I'm still curious as to how the "matchup" would really work, just in raw numbers. I haven't counted jobs in the Minneapolis paper and compared against welfare numbers. I was hoping somebody had done that.

John said...

AEI Link

John said...

I assume you are talking about this example from slide 8.

Single mom
• Two Children
• Lives in Pennsylvania
• No disabilities
• Children are 1 and 4
years old and placed in a
Star 4 childcare center

The single mom is better off earning
gross income of $29,000 with
$57,327 in net income & benefits
than to earn gross income of
$69,000 with net income & benefits
of $57,045.

John said...

Please note that the presenter picked that scenario very carefully to maximize the benefit. (ie daycare, 2 young children, Pennsylvania, etc) And I don't see anything about how long she can get that max benefit.

I don't think it supports your statement very well.
"The estimate of the "welfare cliff" is somewhere around $30/hour, highly unusual for "minimum wage" jobs."

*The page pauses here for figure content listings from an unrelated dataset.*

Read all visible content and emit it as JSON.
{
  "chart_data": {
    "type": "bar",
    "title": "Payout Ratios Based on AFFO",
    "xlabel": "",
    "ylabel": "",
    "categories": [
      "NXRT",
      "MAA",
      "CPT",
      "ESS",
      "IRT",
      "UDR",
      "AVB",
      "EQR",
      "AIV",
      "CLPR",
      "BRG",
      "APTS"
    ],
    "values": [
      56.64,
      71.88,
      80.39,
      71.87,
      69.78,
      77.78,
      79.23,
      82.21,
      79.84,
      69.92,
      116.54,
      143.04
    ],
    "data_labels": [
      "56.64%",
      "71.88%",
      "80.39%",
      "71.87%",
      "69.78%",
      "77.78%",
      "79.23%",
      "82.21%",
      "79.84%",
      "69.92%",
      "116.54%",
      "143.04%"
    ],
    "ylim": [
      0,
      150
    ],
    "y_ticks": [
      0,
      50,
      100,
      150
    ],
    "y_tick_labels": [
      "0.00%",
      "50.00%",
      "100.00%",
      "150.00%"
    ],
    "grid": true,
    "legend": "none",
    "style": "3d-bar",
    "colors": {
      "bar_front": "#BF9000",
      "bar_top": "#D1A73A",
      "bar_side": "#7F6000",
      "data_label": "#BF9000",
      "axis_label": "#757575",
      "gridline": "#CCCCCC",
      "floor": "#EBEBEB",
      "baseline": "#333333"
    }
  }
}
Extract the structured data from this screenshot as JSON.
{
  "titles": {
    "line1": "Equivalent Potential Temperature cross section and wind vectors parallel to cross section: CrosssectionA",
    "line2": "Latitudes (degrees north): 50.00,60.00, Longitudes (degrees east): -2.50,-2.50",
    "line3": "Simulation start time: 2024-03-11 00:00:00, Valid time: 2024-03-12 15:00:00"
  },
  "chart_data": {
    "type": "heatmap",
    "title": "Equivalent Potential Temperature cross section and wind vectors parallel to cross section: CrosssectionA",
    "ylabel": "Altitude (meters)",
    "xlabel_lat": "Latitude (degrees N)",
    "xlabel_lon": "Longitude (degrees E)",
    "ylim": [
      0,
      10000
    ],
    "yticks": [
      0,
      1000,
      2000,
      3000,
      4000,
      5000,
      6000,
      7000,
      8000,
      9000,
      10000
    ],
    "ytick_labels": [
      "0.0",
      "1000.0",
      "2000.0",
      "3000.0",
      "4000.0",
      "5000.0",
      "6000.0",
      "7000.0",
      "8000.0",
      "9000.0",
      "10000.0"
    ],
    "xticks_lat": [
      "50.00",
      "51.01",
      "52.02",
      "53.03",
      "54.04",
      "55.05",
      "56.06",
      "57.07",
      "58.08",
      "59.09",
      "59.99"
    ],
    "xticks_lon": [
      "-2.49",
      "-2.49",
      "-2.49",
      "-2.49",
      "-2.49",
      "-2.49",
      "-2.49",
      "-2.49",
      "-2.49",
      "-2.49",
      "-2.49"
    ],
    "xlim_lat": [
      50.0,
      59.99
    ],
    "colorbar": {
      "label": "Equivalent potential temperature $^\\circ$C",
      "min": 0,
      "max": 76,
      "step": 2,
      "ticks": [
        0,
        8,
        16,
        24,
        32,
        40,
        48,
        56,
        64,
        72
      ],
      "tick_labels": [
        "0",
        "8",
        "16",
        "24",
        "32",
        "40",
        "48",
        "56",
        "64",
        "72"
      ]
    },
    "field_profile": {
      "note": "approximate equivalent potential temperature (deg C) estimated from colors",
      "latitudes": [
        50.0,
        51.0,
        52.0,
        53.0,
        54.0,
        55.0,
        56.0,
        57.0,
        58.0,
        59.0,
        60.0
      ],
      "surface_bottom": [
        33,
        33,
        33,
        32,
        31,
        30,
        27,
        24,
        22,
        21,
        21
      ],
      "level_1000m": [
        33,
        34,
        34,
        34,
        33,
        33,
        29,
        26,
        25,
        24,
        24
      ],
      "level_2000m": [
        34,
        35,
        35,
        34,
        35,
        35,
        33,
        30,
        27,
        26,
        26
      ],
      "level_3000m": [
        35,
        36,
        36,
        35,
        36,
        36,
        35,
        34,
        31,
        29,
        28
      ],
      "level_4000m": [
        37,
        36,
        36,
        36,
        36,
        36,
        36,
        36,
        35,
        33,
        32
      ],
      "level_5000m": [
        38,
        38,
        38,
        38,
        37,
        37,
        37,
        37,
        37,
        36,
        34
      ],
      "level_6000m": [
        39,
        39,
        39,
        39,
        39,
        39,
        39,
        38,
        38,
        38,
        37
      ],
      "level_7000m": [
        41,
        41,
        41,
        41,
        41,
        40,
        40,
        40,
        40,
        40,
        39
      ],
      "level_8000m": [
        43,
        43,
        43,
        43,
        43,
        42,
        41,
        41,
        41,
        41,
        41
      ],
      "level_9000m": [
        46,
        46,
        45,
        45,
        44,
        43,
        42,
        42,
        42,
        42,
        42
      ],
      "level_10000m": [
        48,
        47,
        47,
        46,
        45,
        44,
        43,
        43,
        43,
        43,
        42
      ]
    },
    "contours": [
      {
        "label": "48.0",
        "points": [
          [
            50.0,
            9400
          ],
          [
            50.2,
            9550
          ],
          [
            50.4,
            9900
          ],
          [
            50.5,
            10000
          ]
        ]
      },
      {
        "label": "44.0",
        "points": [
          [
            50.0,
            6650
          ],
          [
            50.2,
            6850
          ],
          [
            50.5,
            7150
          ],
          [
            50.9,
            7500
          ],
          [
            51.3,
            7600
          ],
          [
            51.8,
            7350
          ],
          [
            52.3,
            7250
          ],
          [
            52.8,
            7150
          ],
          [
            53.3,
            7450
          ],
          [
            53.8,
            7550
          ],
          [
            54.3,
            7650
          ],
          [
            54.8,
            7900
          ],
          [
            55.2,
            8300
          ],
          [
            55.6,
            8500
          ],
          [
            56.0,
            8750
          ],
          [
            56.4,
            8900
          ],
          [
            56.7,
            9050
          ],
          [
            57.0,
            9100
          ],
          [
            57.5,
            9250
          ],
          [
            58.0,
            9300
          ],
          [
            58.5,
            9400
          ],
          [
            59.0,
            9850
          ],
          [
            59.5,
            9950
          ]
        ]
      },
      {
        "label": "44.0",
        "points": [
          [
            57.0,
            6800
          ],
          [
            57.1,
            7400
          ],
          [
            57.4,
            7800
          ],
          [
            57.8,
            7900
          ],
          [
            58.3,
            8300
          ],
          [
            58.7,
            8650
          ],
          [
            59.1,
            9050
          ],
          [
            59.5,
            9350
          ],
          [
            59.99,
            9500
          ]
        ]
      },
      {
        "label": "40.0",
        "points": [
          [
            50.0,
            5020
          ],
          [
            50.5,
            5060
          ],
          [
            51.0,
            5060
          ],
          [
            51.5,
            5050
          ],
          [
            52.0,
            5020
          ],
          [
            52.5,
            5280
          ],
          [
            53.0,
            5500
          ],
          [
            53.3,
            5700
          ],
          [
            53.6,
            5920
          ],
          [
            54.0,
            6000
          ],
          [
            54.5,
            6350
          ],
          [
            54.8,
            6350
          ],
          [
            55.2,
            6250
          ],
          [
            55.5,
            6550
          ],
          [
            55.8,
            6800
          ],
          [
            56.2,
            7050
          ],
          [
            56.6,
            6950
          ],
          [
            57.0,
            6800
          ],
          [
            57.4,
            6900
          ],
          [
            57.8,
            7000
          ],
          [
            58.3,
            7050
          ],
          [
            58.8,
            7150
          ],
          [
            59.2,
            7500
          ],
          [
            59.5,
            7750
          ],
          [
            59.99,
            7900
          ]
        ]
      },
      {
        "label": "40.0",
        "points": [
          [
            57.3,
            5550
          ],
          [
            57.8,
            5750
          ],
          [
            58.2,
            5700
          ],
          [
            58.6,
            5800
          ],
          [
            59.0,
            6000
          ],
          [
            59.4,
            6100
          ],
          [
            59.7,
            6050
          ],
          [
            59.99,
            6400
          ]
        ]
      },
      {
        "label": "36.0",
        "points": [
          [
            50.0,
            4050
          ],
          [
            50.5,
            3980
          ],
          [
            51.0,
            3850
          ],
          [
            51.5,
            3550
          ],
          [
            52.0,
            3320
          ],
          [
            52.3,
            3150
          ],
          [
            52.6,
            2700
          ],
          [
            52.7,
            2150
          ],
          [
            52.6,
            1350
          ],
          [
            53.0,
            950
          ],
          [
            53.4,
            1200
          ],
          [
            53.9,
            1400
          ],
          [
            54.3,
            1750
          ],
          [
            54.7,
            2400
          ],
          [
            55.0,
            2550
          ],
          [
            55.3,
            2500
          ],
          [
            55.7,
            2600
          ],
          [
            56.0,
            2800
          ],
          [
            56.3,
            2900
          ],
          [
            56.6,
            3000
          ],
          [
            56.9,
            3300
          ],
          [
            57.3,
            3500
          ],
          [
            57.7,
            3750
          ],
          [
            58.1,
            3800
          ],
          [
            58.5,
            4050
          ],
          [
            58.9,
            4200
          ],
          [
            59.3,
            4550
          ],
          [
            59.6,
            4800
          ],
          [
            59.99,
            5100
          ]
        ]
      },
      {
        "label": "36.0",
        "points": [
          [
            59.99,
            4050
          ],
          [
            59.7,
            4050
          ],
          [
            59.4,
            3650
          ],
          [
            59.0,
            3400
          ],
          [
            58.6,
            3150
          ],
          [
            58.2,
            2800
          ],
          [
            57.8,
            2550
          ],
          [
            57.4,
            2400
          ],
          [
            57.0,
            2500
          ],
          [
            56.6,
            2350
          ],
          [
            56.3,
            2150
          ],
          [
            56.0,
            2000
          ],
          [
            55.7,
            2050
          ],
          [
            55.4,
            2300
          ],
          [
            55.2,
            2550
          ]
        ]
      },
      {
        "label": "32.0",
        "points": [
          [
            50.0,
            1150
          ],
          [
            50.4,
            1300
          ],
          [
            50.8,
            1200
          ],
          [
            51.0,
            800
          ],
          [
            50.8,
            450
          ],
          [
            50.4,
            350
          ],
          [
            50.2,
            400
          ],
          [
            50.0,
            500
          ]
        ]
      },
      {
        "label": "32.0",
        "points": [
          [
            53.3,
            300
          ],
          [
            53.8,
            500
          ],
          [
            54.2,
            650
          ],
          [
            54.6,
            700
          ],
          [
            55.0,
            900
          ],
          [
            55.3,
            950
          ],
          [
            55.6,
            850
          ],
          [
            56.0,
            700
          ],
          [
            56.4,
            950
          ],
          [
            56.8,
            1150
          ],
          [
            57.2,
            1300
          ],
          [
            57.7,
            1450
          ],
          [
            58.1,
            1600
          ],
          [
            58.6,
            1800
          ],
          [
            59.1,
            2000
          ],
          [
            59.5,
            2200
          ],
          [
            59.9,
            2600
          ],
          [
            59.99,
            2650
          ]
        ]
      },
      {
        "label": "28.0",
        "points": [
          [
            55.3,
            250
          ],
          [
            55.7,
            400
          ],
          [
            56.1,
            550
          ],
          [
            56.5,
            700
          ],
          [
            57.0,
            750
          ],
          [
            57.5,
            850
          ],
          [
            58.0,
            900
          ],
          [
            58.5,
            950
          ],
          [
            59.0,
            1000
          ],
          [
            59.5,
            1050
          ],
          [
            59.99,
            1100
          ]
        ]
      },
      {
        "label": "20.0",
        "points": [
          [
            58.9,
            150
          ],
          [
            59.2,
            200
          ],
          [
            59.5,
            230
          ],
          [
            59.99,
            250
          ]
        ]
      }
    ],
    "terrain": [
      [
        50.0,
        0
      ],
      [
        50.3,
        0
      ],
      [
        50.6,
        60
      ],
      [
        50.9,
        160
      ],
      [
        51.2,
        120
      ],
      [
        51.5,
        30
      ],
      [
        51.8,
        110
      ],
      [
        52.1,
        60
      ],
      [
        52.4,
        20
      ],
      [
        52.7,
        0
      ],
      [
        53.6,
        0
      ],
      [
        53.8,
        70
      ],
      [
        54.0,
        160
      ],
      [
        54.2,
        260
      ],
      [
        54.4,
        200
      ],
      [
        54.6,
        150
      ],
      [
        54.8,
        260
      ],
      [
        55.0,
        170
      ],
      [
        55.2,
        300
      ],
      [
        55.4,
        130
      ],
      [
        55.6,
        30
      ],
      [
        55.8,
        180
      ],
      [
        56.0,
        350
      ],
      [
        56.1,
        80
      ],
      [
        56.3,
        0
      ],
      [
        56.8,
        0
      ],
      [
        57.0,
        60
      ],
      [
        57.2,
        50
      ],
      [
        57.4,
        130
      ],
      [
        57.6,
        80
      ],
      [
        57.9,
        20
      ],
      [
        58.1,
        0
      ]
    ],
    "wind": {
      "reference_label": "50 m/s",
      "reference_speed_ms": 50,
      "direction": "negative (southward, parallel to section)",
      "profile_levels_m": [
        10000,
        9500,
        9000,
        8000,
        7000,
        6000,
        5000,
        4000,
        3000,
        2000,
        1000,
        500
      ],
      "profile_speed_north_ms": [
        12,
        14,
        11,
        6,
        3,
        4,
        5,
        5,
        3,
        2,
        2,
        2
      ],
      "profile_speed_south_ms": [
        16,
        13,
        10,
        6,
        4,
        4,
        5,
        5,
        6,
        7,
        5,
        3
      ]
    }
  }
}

The Daily Kos sure dislikes Gary.

jerrye92002 said...

I think the argument of a "welfare cliff" is a substantial one, even without what you are calling the extreme (and what I would call a fairly typical) case. Suppose the welfare benefit were only 1/2 that. The woman would still need a job exceeding $15/hour to make ends meet, compared with sitting in front of the TV. Where's her incentive? Remember, in Wisconsin shortly after welfare reform, 20% dropped off the rolls rather than even APPLY for work.

To the question at hand, obviously it is a hypothetical. I am guessing that 20-25% of welfare recipients are just plain unemployable at this point, and it will take great effort to get them ready for real jobs-- mentally, culturally. What I was trying to get a handle on was whether or not the total number of jobs were rapidly shrinking because of robots, or whether we could "get America working again" without them.

John said...

I think with many of the higher paying jobs for low skill low academic capability people being shipped over seas or taken by automation, I am not sure how we can get everyone employed in jobs that make a liveable wage.

As I often explain. It is illogical to pay higher wages and benefits to the American employees/consumers, when those same American employees/ consumers only want to buy the lowest cost highest quality product and service no matter where the work is done or who does it.

People complain that the box stores do not pay well enough, then they go shop there instead of some higher priced Mom and Pop shop.

jerrye92002 said...

On further consideration, I may be able to answer my own question. Since the Obama recession began, millions of people have lost jobs and have actually quit looking. The "labor participation rate" is lower than it's been since 1977. That was during the Carter years and the economy was bad then, too. So in other words, if the economy picks up, it should be employing all of those it normally would. Highly skilled workers are not yet being replaced by robots, and there are lots of high-skill jobs still going begging; just look at the newspaper.

But there's the problem. If you want all of the presumably low-skilled welfare recipients to work, THOSE jobs are rapidly being taken by robots or illegal immigrants. If we could somehow "discourage" those illegal immigrants and "encourage" the welfare recipients, we could get some, but not nearly all, of the welfare people working before the robots take over completely. It may take a long time to get to a robotic hotel maid, but burger-flippers are obsolete already, for example. Assuming reasonable immigration reform (a huge assumption), we still need something like a welfare reform that requires work (like before Obama changed it), or even encourages it, like a FAIR tax or negative income tax. That's also big asks of a Congress and President that haven't had a GOOD new idea in 20 years.